Methods: Retrospective cross sectional study was hold by review the medical records from stage 3-5 CKD patients that hospitalized during 1.5 years (October 2011 - April 2013). Multiple risk factors for TVD such as CHF, stroke ischemic, provoked factors, elderly and decreasing of eGFR were examined. Bivariate and multivariate analysis with logistic regression performed to obtain the most risk factors associated with the occurrence of TVD in CKD patients. The differences of proportion between both groups were assessed by bivariate analysis.

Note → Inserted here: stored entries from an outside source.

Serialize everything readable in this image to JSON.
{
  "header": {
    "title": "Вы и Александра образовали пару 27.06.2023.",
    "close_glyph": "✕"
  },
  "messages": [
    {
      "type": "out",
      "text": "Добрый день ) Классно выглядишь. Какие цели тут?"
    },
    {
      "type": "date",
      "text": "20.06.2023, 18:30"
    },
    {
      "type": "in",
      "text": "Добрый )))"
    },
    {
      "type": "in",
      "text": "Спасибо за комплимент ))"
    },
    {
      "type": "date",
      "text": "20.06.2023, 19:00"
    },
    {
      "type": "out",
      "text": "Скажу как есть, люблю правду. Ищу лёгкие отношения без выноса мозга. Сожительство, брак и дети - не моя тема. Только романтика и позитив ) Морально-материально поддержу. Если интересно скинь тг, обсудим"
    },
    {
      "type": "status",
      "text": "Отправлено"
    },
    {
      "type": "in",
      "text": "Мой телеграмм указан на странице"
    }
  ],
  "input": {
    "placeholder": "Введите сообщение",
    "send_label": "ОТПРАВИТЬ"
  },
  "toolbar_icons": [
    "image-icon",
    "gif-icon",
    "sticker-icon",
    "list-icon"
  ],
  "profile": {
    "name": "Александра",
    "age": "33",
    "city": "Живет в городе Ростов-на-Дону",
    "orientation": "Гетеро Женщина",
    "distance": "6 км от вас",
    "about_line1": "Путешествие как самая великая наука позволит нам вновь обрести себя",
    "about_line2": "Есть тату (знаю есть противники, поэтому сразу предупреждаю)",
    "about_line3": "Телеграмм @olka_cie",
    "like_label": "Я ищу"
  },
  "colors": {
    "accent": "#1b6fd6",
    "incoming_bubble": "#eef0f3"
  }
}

Results: The proportion of first DVT confirmed by doppler ultrasound was 8% (91 of 1115 patients). 160 patients were divided into groups. 75 and 85 patients comprised the group with DVT-Non DVT as well as 77 and 83 patients comprised the group with Dialysis-Non Dialysis. We found the APTT ratio <0.8 (1.9 %), PT ratio <0.8 (0 %), INR <0.8 (0 %), fibrinogen level >400 mg/dl (56.2 %) and DDimer level >500 μg/l (87.5 %) in all CKD patients. The level of fibrinogen was higher when DVT group compared to Non DVT group. There was no significant differences of hemostasis functions between Dialysis and Non Dialysis group. Multivariate analysis demonstrated that diabetes mellitus (p<0.001, OR: 4.5; 95% CI: 2.3 to 8.8) was associated with DVT in CKD patients among all risk factors.

Conclusion: Most CKD patients tend to have hypercoagulation. Diabetes was associated with DVT risk in CKD patients. Diabetes with other risk factors could be as predispotition factors for DVT in CKD in this study."